Long after his 2003-2007 governorship, Romney still fails to realize that government is not run like a business. The Obama ads depicting the impact of harsh decision making on people’s lives highlights exactly what is wrong with the “government-business” model. In a business, the primary concern is for the wealth of the business; employees lose their humanity and become business assets that can be dumped, recycled, and downgraded. Employees often become collateral damage as management does what it must to protect the bottom line. These circumstances are in apposition to what citizens expect from their government. Everyone must thrive.
Working class Americans drive the economy through consumer spending. People make businesses thrive. As Greece is finding out in the most arduous way, people cause banks to exist, not the other way around. In Greece, lack of confidence in the nation’s financial system caused Greeks citizens to pull 800 million euros out of the banking system in a single day. The Greek banks are now on the verge of collapse as a result of this continuing trend, and the rest of Europe is nervously dreading the ripple effect on their economies. When consumers are able to make deposits, banks prosper.
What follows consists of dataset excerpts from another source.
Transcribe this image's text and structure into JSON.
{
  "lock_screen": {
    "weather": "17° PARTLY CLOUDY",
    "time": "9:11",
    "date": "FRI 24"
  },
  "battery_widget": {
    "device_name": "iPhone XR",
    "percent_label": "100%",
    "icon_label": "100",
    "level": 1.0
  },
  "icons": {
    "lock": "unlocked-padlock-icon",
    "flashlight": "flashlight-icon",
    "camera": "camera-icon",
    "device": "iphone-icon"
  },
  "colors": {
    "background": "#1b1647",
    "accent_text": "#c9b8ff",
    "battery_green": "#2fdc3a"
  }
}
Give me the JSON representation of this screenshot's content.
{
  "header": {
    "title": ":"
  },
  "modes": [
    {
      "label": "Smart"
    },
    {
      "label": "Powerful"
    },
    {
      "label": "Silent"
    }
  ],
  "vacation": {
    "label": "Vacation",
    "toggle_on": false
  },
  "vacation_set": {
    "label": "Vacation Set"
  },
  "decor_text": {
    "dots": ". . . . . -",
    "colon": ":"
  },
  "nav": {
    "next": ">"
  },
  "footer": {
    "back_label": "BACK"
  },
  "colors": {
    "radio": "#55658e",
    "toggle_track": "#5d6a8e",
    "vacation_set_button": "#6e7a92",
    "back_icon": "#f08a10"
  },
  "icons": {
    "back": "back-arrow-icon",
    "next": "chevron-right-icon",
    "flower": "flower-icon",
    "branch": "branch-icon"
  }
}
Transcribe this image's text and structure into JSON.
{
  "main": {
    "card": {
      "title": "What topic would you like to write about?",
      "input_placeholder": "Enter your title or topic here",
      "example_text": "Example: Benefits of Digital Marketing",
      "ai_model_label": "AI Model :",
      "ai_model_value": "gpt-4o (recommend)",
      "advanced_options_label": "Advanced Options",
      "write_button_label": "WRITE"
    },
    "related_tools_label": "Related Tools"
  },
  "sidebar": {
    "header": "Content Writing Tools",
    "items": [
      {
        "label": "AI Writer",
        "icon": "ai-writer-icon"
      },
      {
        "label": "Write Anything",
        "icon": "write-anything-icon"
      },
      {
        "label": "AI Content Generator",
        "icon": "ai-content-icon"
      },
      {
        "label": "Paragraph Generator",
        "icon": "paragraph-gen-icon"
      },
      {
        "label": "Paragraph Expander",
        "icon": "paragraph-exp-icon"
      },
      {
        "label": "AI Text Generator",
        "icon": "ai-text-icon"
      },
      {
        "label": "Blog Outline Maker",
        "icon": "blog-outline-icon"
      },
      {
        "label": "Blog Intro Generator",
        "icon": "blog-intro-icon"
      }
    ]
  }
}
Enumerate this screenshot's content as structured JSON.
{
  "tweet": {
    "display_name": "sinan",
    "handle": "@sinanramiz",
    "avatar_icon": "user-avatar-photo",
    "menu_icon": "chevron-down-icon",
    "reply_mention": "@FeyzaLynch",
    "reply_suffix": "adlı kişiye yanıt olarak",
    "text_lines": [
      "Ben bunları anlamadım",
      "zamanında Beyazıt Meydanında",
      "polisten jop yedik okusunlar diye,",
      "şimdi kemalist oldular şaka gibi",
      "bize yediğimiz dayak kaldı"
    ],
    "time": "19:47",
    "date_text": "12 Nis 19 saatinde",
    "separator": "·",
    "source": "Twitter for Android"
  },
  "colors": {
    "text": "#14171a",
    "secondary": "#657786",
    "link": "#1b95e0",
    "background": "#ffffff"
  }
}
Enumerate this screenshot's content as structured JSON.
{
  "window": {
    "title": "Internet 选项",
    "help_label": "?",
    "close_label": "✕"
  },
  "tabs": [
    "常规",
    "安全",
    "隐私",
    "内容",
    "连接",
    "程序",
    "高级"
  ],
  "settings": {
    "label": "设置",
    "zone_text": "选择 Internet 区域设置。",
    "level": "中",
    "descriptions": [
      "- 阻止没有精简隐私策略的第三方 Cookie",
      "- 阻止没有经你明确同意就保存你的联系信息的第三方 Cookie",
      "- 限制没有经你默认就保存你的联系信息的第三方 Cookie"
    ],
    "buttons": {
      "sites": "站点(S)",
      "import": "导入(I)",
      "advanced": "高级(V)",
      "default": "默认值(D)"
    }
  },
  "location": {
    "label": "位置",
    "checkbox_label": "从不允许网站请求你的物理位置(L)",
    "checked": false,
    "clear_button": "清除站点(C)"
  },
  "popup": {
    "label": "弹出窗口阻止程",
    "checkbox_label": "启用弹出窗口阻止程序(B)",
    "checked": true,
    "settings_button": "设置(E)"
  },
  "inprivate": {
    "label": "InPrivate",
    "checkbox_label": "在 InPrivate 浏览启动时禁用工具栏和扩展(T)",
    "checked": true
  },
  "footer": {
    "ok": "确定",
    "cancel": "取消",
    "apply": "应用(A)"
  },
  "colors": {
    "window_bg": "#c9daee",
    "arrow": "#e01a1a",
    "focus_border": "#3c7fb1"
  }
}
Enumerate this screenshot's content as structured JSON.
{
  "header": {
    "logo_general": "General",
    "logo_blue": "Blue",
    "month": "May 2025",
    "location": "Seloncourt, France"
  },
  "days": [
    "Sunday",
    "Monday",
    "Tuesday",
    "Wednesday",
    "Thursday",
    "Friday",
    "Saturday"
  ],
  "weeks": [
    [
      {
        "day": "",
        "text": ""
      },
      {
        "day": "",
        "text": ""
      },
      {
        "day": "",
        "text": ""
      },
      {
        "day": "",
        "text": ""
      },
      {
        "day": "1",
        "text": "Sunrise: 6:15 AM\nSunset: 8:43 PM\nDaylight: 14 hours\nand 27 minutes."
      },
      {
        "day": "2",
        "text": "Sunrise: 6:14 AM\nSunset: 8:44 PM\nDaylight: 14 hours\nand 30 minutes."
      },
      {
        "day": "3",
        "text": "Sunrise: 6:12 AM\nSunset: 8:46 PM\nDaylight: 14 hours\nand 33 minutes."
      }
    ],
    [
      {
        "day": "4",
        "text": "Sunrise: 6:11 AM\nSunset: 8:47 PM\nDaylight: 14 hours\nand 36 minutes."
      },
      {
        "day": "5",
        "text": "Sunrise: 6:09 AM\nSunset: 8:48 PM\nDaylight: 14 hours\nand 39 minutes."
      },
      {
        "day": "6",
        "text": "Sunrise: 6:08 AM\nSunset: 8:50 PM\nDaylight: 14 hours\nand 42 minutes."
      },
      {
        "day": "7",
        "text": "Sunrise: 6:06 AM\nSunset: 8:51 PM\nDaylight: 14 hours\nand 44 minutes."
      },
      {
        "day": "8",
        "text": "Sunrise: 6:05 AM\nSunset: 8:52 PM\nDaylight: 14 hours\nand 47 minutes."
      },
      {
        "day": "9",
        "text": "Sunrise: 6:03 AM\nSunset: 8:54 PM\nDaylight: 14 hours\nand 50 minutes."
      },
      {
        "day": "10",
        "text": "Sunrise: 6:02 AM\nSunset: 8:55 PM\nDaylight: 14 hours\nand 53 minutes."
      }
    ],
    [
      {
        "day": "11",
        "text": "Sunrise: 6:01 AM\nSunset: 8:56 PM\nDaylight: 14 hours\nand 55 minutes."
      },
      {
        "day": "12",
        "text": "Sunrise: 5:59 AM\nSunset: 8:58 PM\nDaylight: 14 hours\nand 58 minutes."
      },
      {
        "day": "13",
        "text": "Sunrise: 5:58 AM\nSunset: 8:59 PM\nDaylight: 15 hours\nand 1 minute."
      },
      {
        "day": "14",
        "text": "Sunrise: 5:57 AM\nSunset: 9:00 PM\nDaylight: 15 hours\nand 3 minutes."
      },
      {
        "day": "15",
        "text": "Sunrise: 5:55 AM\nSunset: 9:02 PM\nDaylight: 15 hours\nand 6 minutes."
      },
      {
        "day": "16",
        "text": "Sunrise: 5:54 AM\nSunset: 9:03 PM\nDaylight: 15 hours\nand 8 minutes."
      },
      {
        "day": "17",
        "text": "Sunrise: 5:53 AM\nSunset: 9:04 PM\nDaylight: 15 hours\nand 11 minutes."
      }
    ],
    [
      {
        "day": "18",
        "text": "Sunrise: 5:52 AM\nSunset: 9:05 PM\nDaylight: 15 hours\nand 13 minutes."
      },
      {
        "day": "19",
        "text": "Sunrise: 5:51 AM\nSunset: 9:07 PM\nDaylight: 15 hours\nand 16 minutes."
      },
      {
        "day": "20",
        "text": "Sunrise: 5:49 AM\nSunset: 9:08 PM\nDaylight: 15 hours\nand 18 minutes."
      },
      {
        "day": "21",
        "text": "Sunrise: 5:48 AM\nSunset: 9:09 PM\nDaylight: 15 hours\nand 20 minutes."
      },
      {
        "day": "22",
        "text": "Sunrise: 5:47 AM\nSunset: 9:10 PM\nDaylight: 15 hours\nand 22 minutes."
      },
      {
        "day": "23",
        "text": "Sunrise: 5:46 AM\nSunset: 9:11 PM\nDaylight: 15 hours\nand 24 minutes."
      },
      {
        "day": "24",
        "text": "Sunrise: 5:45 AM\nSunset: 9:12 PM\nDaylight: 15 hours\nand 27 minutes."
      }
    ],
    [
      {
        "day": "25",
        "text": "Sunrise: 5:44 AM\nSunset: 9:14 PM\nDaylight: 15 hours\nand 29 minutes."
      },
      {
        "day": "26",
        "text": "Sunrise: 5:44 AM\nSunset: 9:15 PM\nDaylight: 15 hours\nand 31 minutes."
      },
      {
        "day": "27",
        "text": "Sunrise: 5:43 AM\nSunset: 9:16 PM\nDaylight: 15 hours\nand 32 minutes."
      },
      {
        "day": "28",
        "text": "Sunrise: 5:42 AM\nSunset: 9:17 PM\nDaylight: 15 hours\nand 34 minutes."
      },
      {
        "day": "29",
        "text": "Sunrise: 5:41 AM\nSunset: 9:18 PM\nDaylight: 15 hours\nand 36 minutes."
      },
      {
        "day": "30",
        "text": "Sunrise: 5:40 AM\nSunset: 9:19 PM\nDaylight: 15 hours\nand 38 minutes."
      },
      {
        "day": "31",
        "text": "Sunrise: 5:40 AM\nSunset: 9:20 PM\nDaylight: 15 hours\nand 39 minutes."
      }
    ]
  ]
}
In general, when consumers spend, businesses prosper. They hire, prices are kept reasonably low, and consumer confidence rises. The result is a booming economy. The key, then, is keeping money in the hands of the confident consumer. This is the opposite of the business model – no business seeks to keep their employees well-paid, that’s overhead. America’s current business model of rewarding the top earners with tax breaks, and declaring it an incentive for hiring people, does precious little to help the economy.
While Mr. Romney’s self-applied pats on the back make for great interview sound bites, he’s forgetting something. I can read a balance sheet too; so can my accountant. Neither of us thinks that this skill qualifies us to run the country. We also understand why jobs leave America – being taxed less on income earned outside the US is a great incentive for most corporations. Mr. Romney, as he embraces the Paul Ryan budget, intends to wipe out those taxes completely. Under a Romney presidency, it would be infinitely enticing for American corporations to set up shop outside of the US. But are we doing enough to encourage companies to expand production within the US borders?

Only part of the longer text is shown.